Bertha: Help! Mama, help! He's going to murder me!
Nurse: Mr Adolf! What are you doing?
Captain: Did you take out the cartridges?
Nurse: Well, I did tidy them away, but you just sit quietly here, and I'll soon get them again. Now, Mr Adolf, I wonder if you remember when you were my dear little boy and I used to tuck you up at night and read you "Gentle Jesus"? Do you remember how I used to get up in the night and get you a drink, and how I used to light the candle and tell you lovely stories when you had bad dreams and couldn't sleep? Do you remember?
Captain: Go on talking, Margret; it makes my head better. Go on talking.
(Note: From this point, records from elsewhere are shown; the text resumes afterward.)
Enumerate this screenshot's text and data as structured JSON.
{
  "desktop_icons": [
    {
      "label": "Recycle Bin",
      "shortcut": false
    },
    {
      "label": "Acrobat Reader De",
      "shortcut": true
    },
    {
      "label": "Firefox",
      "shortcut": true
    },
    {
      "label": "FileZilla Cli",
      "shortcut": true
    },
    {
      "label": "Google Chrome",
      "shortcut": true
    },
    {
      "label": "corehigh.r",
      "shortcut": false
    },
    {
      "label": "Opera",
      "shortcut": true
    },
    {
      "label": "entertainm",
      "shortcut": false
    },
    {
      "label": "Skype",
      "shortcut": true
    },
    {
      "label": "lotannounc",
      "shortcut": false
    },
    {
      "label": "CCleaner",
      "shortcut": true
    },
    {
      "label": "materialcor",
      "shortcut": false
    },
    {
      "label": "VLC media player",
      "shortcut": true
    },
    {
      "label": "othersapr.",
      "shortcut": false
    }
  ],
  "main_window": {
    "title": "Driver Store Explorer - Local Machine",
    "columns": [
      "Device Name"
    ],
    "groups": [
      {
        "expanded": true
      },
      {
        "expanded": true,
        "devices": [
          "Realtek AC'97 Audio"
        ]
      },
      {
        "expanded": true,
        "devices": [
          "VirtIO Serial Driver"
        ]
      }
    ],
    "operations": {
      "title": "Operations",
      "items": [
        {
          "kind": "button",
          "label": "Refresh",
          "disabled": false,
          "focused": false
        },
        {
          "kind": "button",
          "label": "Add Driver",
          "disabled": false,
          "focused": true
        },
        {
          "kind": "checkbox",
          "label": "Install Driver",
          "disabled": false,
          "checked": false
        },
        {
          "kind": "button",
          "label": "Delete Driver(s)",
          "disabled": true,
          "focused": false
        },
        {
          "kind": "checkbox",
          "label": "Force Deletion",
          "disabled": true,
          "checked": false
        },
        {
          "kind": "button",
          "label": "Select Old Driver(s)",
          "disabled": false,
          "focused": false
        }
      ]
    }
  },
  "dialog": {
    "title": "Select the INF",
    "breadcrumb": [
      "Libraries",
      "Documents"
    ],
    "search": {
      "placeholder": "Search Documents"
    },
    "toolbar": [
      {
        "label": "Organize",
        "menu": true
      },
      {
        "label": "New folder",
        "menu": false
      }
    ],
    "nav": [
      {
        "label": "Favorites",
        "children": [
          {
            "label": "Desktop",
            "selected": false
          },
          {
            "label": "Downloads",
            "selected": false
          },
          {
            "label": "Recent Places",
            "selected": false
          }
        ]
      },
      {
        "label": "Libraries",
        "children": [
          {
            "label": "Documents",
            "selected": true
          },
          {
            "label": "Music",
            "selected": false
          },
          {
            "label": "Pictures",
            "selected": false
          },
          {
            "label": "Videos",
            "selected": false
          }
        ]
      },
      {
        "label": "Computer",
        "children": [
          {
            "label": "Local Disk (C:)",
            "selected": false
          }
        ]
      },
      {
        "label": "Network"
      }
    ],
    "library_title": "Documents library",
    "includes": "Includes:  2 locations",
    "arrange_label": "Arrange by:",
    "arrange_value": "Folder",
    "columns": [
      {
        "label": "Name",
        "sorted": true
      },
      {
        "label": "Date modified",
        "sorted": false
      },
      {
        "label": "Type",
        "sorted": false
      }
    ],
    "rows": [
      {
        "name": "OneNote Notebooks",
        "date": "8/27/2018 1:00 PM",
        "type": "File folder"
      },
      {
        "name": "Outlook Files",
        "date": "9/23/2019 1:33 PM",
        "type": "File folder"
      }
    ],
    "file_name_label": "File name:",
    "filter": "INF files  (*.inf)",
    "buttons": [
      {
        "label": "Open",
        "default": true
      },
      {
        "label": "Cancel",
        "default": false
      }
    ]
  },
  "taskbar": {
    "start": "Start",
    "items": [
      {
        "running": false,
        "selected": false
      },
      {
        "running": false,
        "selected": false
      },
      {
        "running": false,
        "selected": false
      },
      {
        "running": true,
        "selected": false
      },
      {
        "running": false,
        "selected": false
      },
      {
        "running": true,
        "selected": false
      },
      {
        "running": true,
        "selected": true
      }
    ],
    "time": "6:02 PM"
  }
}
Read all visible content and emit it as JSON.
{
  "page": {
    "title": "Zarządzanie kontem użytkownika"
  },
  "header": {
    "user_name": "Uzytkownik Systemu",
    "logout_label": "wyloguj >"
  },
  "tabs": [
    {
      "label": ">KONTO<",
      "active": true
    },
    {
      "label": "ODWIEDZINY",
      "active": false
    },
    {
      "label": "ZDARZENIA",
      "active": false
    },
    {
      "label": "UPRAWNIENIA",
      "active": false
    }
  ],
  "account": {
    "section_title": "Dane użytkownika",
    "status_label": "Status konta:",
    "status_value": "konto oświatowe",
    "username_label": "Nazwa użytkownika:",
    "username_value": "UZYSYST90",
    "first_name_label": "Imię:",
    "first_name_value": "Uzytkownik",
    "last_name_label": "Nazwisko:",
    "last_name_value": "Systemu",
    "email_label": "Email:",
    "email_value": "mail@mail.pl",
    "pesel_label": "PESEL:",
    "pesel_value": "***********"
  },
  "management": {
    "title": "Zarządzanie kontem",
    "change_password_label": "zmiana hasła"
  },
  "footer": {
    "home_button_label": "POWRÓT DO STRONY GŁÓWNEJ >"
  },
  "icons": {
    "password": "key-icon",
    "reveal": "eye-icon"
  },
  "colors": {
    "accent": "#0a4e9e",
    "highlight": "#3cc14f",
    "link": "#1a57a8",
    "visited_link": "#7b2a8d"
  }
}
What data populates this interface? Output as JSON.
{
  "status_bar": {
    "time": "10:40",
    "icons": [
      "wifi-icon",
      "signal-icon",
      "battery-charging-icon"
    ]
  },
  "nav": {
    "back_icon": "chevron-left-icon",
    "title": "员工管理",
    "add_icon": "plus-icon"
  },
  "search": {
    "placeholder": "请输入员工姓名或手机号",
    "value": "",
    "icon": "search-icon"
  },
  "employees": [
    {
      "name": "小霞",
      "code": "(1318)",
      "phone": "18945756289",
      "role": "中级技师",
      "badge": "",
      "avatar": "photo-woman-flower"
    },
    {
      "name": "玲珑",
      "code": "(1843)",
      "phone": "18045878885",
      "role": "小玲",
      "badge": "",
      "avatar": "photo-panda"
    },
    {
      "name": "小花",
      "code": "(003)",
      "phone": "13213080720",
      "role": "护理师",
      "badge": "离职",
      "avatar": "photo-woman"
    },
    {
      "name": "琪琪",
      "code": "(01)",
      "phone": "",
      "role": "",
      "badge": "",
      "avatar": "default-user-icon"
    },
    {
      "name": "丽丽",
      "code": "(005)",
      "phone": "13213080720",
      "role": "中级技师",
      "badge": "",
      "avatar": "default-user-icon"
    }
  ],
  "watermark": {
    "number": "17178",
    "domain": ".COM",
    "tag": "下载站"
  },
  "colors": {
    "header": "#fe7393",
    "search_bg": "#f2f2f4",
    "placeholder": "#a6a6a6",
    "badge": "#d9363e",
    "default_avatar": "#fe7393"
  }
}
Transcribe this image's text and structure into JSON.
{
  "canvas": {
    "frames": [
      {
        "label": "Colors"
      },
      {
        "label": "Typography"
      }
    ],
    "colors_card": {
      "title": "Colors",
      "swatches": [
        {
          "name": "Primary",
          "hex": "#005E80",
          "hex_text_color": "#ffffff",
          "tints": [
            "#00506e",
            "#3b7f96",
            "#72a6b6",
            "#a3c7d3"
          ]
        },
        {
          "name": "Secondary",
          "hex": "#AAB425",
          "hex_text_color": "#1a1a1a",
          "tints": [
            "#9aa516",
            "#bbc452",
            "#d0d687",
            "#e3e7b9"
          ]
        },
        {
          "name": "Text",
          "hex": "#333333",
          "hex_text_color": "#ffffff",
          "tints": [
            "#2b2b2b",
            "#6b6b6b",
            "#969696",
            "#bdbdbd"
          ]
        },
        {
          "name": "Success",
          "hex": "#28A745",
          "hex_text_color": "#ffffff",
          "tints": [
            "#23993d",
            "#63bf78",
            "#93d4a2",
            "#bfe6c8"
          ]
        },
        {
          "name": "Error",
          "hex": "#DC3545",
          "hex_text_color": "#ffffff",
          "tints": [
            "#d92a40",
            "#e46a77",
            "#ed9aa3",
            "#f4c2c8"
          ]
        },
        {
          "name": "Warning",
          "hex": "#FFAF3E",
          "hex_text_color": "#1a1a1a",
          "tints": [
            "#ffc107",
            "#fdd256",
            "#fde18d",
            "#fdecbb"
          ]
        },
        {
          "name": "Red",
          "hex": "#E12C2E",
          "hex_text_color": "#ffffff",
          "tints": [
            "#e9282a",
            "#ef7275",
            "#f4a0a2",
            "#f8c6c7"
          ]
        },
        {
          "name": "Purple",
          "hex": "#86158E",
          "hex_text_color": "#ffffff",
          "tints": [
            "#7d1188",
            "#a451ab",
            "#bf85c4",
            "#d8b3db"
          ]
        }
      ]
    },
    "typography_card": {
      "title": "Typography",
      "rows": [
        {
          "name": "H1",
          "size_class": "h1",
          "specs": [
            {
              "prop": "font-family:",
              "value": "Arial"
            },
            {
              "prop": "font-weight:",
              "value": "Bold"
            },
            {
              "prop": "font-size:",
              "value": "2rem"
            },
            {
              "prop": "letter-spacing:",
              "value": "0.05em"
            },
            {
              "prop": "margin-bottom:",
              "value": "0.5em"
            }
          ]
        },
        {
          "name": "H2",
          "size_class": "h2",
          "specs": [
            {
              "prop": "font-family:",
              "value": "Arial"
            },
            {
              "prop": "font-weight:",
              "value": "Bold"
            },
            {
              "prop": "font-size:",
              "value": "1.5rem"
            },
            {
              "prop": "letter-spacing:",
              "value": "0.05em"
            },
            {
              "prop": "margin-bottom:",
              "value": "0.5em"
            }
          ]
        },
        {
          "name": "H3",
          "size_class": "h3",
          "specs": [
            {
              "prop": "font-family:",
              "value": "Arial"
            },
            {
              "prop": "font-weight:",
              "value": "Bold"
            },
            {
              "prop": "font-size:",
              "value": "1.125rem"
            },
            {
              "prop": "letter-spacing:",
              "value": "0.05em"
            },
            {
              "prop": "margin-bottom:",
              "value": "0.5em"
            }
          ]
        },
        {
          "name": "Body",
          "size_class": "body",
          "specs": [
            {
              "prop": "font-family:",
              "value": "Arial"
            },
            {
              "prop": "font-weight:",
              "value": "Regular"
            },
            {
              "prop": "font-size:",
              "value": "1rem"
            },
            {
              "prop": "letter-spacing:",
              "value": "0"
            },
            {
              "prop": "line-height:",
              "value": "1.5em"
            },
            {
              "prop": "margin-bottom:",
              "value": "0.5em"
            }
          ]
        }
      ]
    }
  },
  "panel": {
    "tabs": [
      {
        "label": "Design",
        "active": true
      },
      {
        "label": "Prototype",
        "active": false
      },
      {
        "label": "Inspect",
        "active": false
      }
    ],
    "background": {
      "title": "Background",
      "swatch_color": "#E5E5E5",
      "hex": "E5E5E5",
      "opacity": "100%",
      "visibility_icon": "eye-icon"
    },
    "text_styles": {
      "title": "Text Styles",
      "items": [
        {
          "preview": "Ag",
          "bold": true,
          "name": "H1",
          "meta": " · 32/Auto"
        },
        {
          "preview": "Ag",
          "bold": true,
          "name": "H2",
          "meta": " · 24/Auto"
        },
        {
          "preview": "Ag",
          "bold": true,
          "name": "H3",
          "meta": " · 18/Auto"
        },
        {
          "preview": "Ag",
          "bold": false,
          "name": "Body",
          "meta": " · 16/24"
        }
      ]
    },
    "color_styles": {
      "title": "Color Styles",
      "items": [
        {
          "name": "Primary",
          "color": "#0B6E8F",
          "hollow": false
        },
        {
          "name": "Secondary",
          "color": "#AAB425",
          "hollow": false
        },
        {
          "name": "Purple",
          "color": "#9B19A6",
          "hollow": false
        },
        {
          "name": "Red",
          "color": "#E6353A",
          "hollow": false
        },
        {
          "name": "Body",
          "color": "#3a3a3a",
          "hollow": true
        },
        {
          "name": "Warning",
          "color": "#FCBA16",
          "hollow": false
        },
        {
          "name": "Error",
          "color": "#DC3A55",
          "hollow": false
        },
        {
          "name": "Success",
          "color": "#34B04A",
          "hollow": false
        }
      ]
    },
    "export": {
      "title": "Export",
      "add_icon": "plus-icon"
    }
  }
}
Nurse: All right, but you must pay attention, then. Do you remember that time you took the big carving-knife to make boats with, and how I came in and had to play a trick on you to get the knife away? You were a silly little boy, and we had to play tricks on you, because you wouldn't believe we knew what was best for you. "Give me that snake," I said, "or it'll bite!" And you let go of it there and then. And the times you wouldn't get dressed when you ought to. I used to have to wheedle you and say you'd have a golden coat and be dressed like a prince. And then I'd take your little jacket and say "In with your arms now -- both of them!" And then I'd say, "Now sit nice and quiet while I button down the back". And then I'd say: "Get up, now, like a good boy, and walk across the room, so that I can see how it fits". And then I'd say "Now you must go to bed".
Captain: What's that? Go to bed when he's just been dressed? Damnation! What have you done to me? Woman! You're as cunning as the devil! Who'd have thought you had the sense? Caught, shorn and outwitted -- they won't even let me die!
Nurse: Forgive me, Mr Adolf, forgive me. I had to stop you from killing your child.
Captain: Why not let me kill the child? Life's a hell, and death is the Kingdom of Heaven; children belong to Heaven.
Nurse: How do you know what happens after death!
Captain: That's the only thing we do know, it's life that we know nothing of. Oh, if only we could have known from the first!
Nurse: Mr Adolf, humble your stubborn heart, and pray to God for mercy -- it's not too late even now. It wasn't too late for the thief on the Cross, when the Saviour said, "Today shalt thou be with me in Paradise".
Captain: Are you croaking for a corpse already, you old crow? Nojd! Is Nojd there? Throw that woman out. She wants to smother me with her hymn-book. Throw her out of the window -- up the chimney -- anywhere you like!
Nojd: Heaven help you, Captain, really, but I can't do that, honestly I can't. I'd take on half a dozen men -- but not a woman!
Captain: You can't get the better of a woman, eh?
Nojd: Of course I can, but it's a different thing when it comes to laying hands on one.
Captain: What's so different about it? Haven't they been laying their hands on me?
Nojd: Yes, but I can't do it, Captain. It's just as if you were to ask me to hit the pastor. It's something inside me -- like religion. I can't do it.